Bücher mit zähem Einstieg und grandiosem Ende

Mitte des 12.Jh. Fjäder, die Tochter eines Fischers vom Oberuckersee, und Erik, der Sohn des hiesigen Töpfers, wachsen gemeinsam auf und können sich ein Leben ohne den anderen nicht vorstellen. Doch die Idylle im Land in den Sümpfen, dem nordöstlichsten Winkel des Heiligen Römischen Reichs, ist trügerisch, denn der machthungrige Markgraf Albrecht von Askanien will in einem blutigen Kreuzzug die Wenden zu Christen bekehren. Fjäder und Erik werden auseinander gerissen und für beide beginnt eine jahrelange Irrfahrt. Die Kultur der ehemals zwischen Elbe und Oder siedelnden Stämme wurde fast vollständig zerstört. Museen wie das Ukranenland in Torgelow bemühen sich, das Leben der Slawen nicht in Vergessenheit geraten zu lassen.
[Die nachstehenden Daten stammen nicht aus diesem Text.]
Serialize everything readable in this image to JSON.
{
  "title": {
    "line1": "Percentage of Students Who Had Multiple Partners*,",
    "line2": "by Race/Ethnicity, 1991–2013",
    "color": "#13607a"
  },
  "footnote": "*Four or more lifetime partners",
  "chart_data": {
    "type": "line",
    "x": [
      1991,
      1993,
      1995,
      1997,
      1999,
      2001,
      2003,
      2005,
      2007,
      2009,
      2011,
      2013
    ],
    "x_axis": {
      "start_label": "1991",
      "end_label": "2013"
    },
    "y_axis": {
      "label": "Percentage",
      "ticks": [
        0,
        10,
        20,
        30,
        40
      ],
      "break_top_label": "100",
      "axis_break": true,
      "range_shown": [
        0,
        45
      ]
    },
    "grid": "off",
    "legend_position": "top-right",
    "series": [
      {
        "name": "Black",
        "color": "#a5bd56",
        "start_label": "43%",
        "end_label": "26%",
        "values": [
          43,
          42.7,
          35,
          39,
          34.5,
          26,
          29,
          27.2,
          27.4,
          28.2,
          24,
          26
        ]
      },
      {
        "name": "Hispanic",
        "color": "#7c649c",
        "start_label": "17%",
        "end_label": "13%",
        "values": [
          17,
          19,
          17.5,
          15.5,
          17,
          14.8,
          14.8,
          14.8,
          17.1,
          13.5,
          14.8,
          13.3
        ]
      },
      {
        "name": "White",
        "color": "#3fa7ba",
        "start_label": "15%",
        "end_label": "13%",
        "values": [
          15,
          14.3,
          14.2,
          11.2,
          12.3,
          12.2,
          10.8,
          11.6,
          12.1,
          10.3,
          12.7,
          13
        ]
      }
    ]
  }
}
Um diese Arbeit zu unterstützen, wird ein Teil des Erlöses vom Buchverkauf an das Ukranenland gespendet.

 

Coverfoto Teufelsfarbe

Teufelsfarbe, 2008 Dryas

— Im Handel vergriffen — verfügbar bei der Autorin

„Die Teufelsfarbe“ wurde im 16.Jh. das aus der Waidpflanze gewonnene Blau genannt. Es solle Stoffe zerfressen und Unglück bringen, so der landläufige Aberglaube, wie ihn auch Johann Krünitz in seiner Oeconomischen Encyclopädie von 1773 festhält.

Doch ausgerechnet diese Pflanze will der Bauer Christopf anbauen und reich will er damit werden, die Farbe ist gefragt. Zu spät erkennt er, dass seinem Vorhaben Steine in den Weg gelegt werden …
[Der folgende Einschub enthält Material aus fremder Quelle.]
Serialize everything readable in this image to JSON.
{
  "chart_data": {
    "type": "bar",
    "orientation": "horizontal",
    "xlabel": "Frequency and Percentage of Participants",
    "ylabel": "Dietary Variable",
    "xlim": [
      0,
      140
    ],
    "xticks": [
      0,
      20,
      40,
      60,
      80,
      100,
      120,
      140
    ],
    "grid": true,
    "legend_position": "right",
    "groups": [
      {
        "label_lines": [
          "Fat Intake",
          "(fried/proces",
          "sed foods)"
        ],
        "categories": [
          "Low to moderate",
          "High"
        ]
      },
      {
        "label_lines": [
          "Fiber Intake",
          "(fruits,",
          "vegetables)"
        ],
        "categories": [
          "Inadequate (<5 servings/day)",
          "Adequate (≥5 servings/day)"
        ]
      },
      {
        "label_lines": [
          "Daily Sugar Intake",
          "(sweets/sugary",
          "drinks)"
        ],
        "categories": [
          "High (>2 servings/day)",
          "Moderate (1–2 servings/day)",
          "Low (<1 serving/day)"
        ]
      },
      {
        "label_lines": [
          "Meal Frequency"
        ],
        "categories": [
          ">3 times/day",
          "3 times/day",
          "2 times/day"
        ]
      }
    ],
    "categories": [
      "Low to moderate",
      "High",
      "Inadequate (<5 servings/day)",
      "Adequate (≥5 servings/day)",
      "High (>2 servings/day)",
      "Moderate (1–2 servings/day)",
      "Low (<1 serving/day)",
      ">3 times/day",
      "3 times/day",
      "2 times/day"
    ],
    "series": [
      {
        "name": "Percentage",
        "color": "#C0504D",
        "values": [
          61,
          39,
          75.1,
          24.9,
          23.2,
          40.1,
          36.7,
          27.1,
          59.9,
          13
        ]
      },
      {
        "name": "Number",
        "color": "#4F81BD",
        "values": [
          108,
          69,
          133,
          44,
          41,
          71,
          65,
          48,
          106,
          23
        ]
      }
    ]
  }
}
Christophs Geschichte wurde inspiriert von einer wahren Begebenheit, die sich am 25. April 1510 in Horka zugetragen hat.

Im Anhang finden sich eine Auswahl der damals gebräuchlichen und im Roman erwähnten Heilkräuter sowie ein Glossar.
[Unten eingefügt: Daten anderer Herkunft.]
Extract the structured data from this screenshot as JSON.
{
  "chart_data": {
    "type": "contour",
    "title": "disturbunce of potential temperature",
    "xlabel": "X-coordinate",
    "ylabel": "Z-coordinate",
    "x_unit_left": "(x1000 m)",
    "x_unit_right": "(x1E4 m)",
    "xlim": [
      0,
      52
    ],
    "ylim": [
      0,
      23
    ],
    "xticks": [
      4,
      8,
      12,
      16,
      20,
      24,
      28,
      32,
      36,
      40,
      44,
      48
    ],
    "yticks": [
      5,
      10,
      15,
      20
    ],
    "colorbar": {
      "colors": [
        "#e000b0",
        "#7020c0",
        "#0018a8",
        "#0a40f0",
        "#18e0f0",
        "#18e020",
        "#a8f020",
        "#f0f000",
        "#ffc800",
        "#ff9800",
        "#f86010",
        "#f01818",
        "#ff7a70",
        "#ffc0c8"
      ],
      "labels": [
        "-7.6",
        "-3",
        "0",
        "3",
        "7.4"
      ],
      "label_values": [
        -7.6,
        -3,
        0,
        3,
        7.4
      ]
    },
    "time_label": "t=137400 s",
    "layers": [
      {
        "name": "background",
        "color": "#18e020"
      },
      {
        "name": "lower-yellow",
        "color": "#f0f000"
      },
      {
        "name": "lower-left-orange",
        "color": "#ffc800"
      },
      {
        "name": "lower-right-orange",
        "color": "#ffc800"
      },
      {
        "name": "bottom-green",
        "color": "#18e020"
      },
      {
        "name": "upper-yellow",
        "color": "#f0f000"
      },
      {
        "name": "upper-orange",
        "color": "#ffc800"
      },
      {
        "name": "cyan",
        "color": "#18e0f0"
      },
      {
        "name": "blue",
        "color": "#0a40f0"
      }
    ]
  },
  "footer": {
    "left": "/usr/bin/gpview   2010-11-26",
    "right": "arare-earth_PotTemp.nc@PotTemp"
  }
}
Kommentar von Maiher via Lovelybooks.de von vor 4 Jahren mit freundlicher Genehmigung:

Christoph und Margarete verbindet eine Art Hassliebe, die beeindruckt und an unsere eigene Gegenwart erinnern mag. Nicht die Gegenwartsprobleme der Autorin scheinen sich hier wieder zu finden, sondern die Menschheitsprobleme der Vergangenheit nimmt die Autorin zum Anlass einer Bestandsaufnahme des frühen 16.Jh. wie man sie selten findet.
Christoph und Margerete beschreiten einen steinigen Weg auf der Reise hin zu ihrem kleinen Glück, setzen sich gegen die Kirche und gegen die Gutsherrschaft durch und müssen einen hohen Preis zahlen.
Der Stil Ivonne Hübners ist bildreich und verführerisch, trägt die Stimmung der handelnden Personen im Satz mit und macht den Debutroman zu einem wirklichen Erlebnis.
Makel mögen im Korrektorat zu finden sein, das wirklich überholt werden muss. Auch ist die Schrift klein, was dem gesunden Auge kein Ballast sein muss, dem älteren Publikum ein bisschen abschreckend vorkommen könnte.
Cover und Klappentexte sind sehr gut gewählt und stechen aus der Fülle der historischen Romane wirklich heraus.